Protestors will continue to display in attention-grabbing manners, pushing the topic into national discussion and expanding the Overton Window. We’ve already seen this happen in the US with the recent passage of the Inflation Reduction Act, which included climate provisions that would have been seen as radically left-wing until very recently but were passed with a moderate Democrat in the White House. Climate activism was not the reason for this change, but it was.

The majority of people now believe that climate change is happening, and the number of those who support policies to combat climate disruption has increased significantly in recent years. Although most people think it is stupid to throw food at paintings, the obvious follow-up question remains: What is the best method to combat climate change? Throwing canned goods is probably not top of the list, but it’s not doing nothing.

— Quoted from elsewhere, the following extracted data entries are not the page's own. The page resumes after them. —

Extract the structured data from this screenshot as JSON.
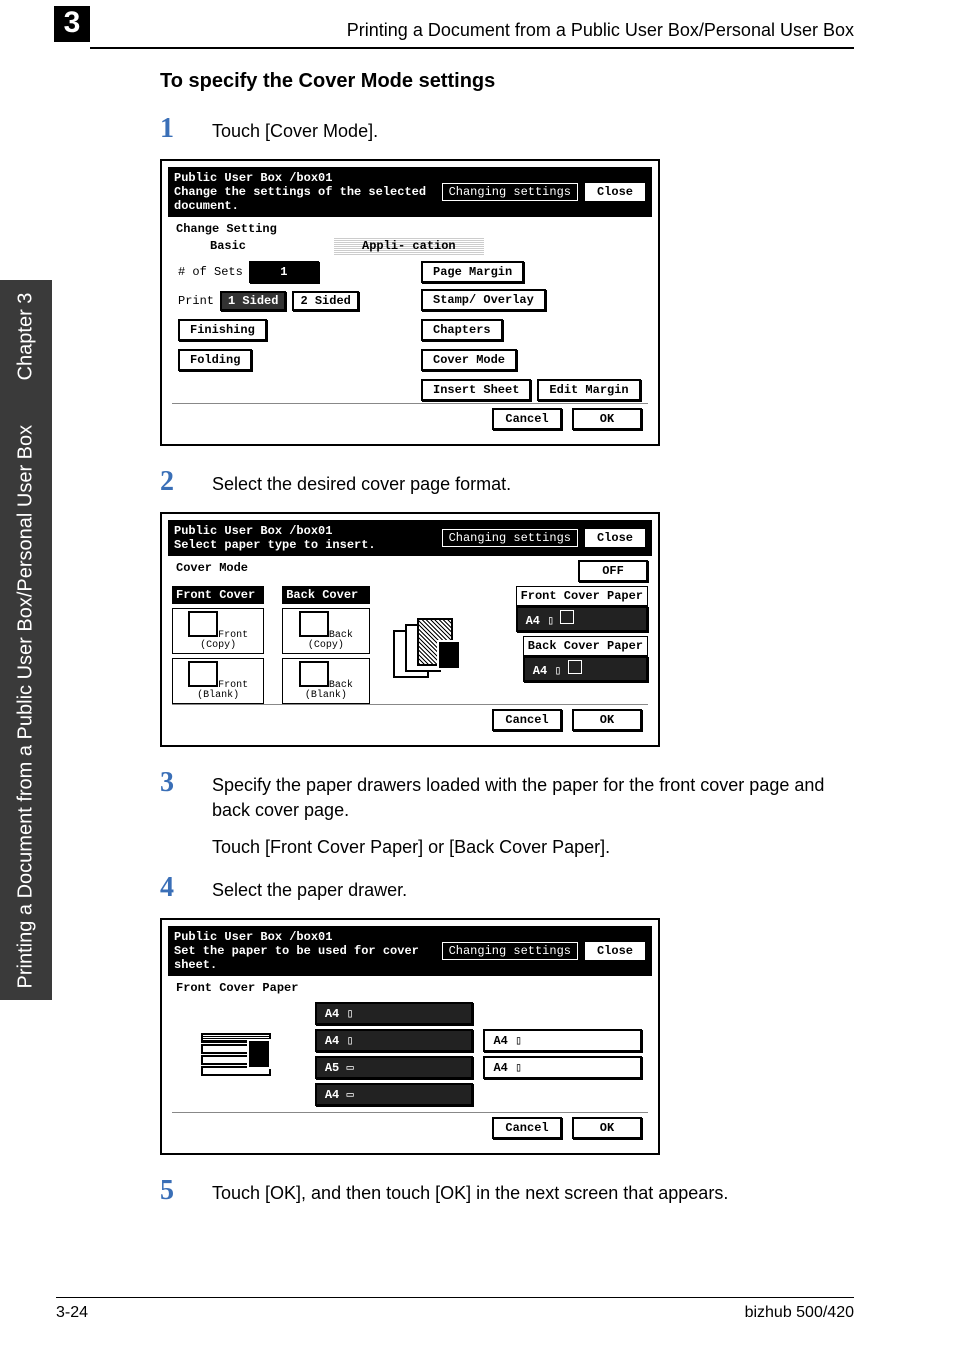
{
  "header": {
    "chapter_number_large": "3",
    "running_head": "Printing a Document from a Public User Box/Personal User Box"
  },
  "sidebar": {
    "book_section": "Printing a Document from a Public User Box/Personal User Box",
    "chapter_label": "Chapter 3"
  },
  "section": {
    "title": "To specify the Cover Mode settings"
  },
  "steps": {
    "s1": {
      "num": "1",
      "text": "Touch [Cover Mode]."
    },
    "s2": {
      "num": "2",
      "text": "Select the desired cover page format."
    },
    "s3": {
      "num": "3",
      "text": "Specify the paper drawers loaded with the paper for the front cover page and back cover page.",
      "sub": "Touch [Front Cover Paper] or [Back Cover Paper]."
    },
    "s4": {
      "num": "4",
      "text": "Select the paper drawer."
    },
    "s5": {
      "num": "5",
      "text": "Touch [OK], and then touch [OK] in the next screen that appears."
    }
  },
  "panel1": {
    "path_line1a": "Public",
    "path_line1b": "User Box",
    "path_box": "/box01",
    "status": "Changing settings",
    "close": "Close",
    "subtitle": "Change the settings of the selected document.",
    "section_label": "Change Setting",
    "tab_basic": "Basic",
    "tab_appli": "Appli- cation",
    "sets_lbl": "# of Sets",
    "sets_val": "1",
    "print_lbl": "Print",
    "sided1": "1 Sided",
    "sided2": "2 Sided",
    "finishing": "Finishing",
    "folding": "Folding",
    "page_margin": "Page Margin",
    "chapters": "Chapters",
    "cover_mode": "Cover Mode",
    "insert_sheet": "Insert Sheet",
    "stamp": "Stamp/ Overlay",
    "edit_margin": "Edit Margin",
    "cancel": "Cancel",
    "ok": "OK"
  },
  "panel2": {
    "path_line1a": "Public",
    "path_line1b": "User Box",
    "path_box": "/box01",
    "status": "Changing settings",
    "close": "Close",
    "subtitle": "Select paper type to insert.",
    "section_label": "Cover Mode",
    "off": "OFF",
    "front_cover": "Front Cover",
    "back_cover": "Back Cover",
    "front_copy": "Front (Copy)",
    "back_copy": "Back (Copy)",
    "front_blank": "Front (Blank)",
    "back_blank": "Back (Blank)",
    "front_cover_paper": "Front Cover Paper",
    "back_cover_paper": "Back Cover Paper",
    "tray1": "A4 ▯",
    "tray2": "A4 ▯",
    "cancel": "Cancel",
    "ok": "OK"
  },
  "panel3": {
    "path_line1a": "Public",
    "path_line1b": "User Box",
    "path_box": "/box01",
    "status": "Changing settings",
    "close": "Close",
    "subtitle": "Set the paper to be used for cover sheet.",
    "section_label": "Front Cover Paper",
    "t1": "A4 ▯",
    "t2": "A4 ▯",
    "t3": "A5 ▭",
    "t4": "A4 ▭",
    "t5": "A4 ▯",
    "t6": "A4 ▯",
    "cancel": "Cancel",
    "ok": "OK"
  },
  "footer": {
    "page": "3-24",
    "product": "bizhub 500/420"
  }
}
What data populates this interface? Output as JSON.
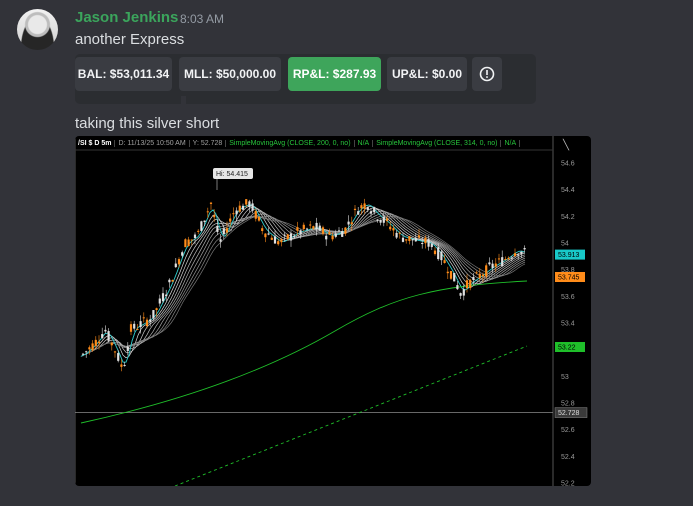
{
  "message": {
    "author": "Jason Jenkins",
    "time": "8:03 AM",
    "text1": "another Express",
    "text2": "taking this silver short"
  },
  "buttons": {
    "bal": "BAL: $53,011.34",
    "mll": "MLL: $50,000.00",
    "rpl": "RP&L: $287.93",
    "upl": "UP&L: $0.00",
    "info_icon": "alert-circle-icon"
  },
  "chart": {
    "symbol": "/SI $ D 5m",
    "datetime": "D: 11/13/25 10:50 AM",
    "y_readout": "Y: 52.728",
    "study1": "SimpleMovingAvg (CLOSE, 200, 0, no)",
    "study1_val": "N/A",
    "study2": "SimpleMovingAvg (CLOSE, 314, 0, no)",
    "study2_val": "N/A",
    "hi_label": "Hi: 54.415",
    "crosshair_price": "52.728",
    "price_labels": [
      "54.6",
      "54.4",
      "54.2",
      "54",
      "53.8",
      "53.6",
      "53.4",
      "53.2",
      "53",
      "52.8",
      "52.6",
      "52.4",
      "52.2"
    ],
    "marker_cyan": "53.913",
    "marker_orange": "53.745",
    "marker_green": "53.22",
    "colors": {
      "up": "#e0e0e0",
      "down": "#ff8c1a",
      "sma200": "#1fbf2a",
      "sma314": "#1fbf2a",
      "cyan": "#18c8c8"
    }
  }
}
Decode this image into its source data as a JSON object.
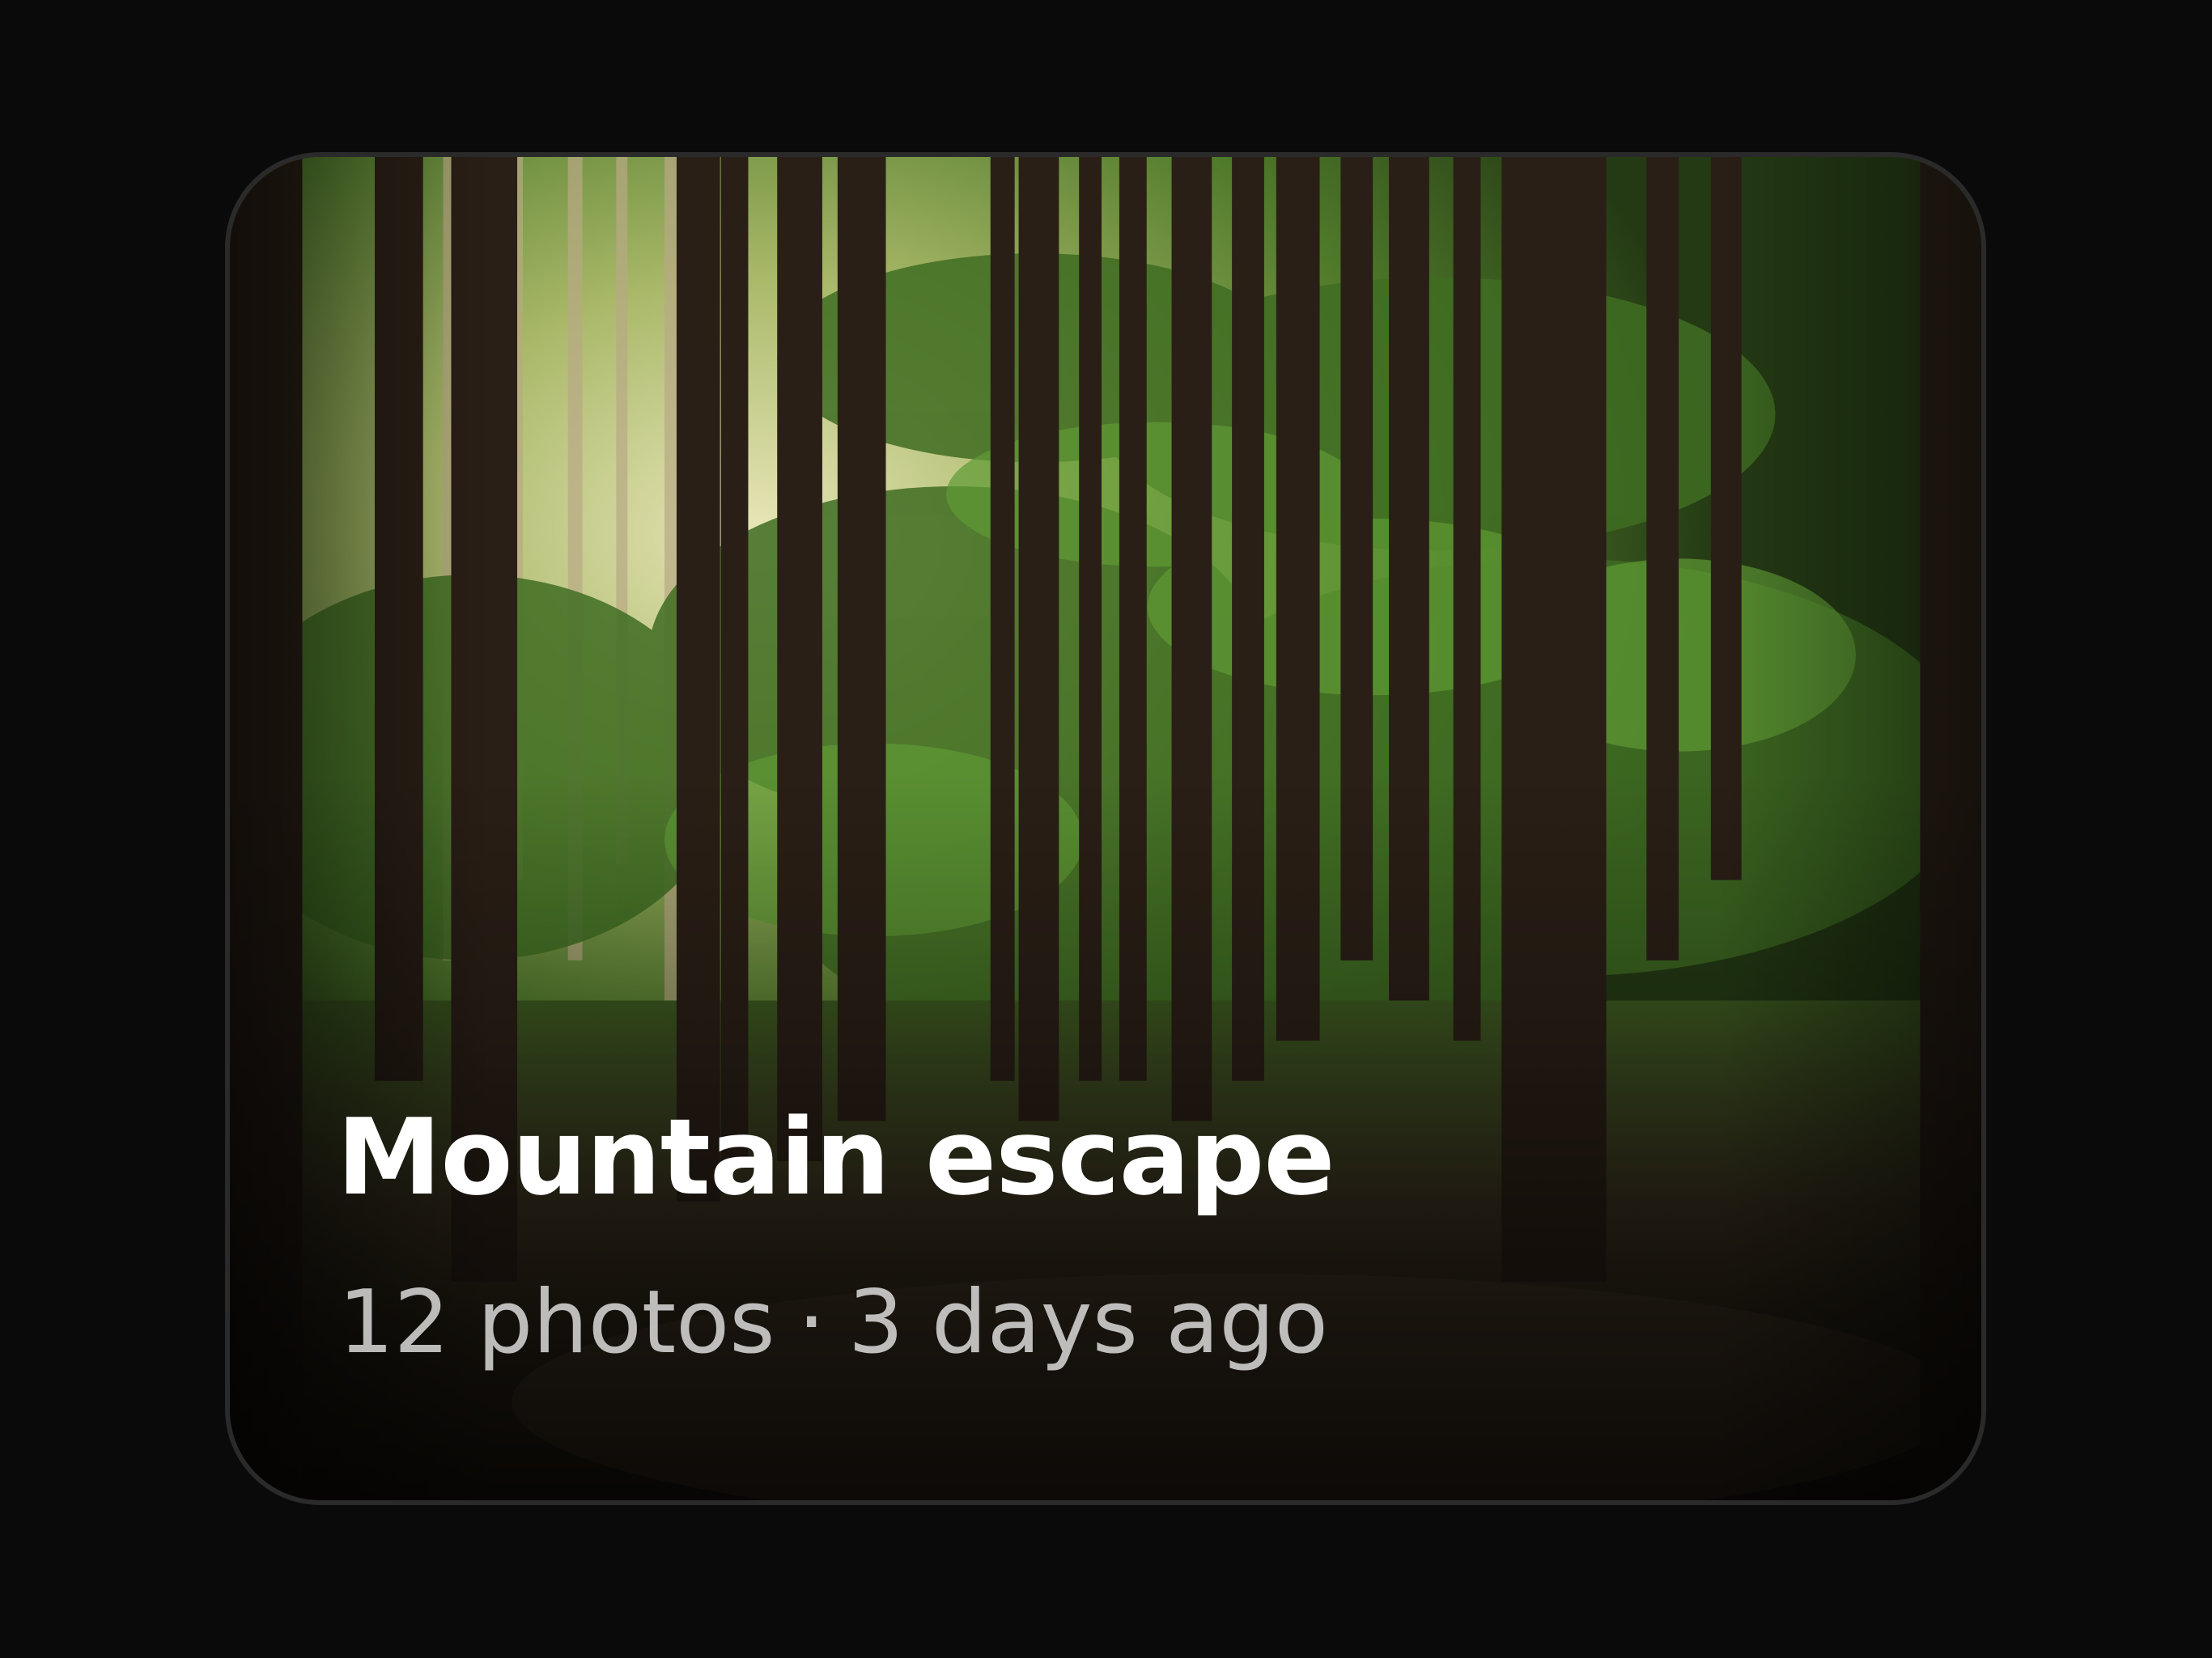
{
  "album": {
    "title": "Mountain escape",
    "photo_count": "12 photos",
    "separator": "·",
    "updated": "3 days ago",
    "image_subject": "forest-path-photo"
  }
}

The week that followed the Sunflowers Just Stop Oil is busy. Over the course of several days activists have blocked access to a bridge in Essex, an eastern English county. “More protests are coming, this is a rapidly growing movement and the next two weeks will be, I hope, the most intense period of climate action to date, so buckle up,” Margaret Klein Salamon, executive director of the Climate Emergency Fund (the organization largely funding Just Stop Oil) told The Guardian. Good! It’s soup season, baby.

Time Travel

This seems like a good moment to revisit a WIRED feature from 2018 called “Pipeline Vandals Are Reinventing Climate Activism.” It’s a fascinating dive into a different kind of stunt-driven climate action. The story follows environmentalists who sabotaged an oil pipeline in Minnesota, and how they were able to use a “necessity” defense in court, claiming that the government had taken so little action to ameliorate the harms of fossil fuels that it left citizens no choice but to intervene:

The morning was cold, with aspens shaking under the heavy clouds. Ben Joldersma (a fellow activist) livestreamed the event to Facebook. The two women were constructing chains that would surround large enclosures that contained shut-off valves. These pipes transport crude oil, which is also called oil sands or tar sands in Alberta from Alberta to Lake Superior. Because making petroleum products from this goo—called bitumen—releases more global-warming emissions than most other oil sources, the activists were going to do what they could to keep it in the ground.

Enbridge was well aware they were there: About 15 minutes before they cut their way in, an activist named Jay O’Hara with the Climate Disobedience Center in Seattle had talked to Enbridge staff on the phone and warned them that protesters were going to be closing the valves on Line 67 and Line 4, each of which hum with 33,000 gallons of crude oil per hour.

Only a few people were aware that Johnston, Klapstein and others had been part of an action called #ShutItDown which would have also blocked pipelines in three more locations in North Dakota and Montana. This was to prevent them from moving westward. They referred to themselves as the Valve Turners, and Reuters called their effort “the biggest coordinated move on US energy infrastructure ever undertaken by environmental protesters.” On that day, five principal activists—Michael Foster, 54, Ken Ward, 61, and Leonard Higgins, 66, in addition to Johnston and Klapstein—cut off 70 percent of the oil from tar sands that flows into the US from Canada.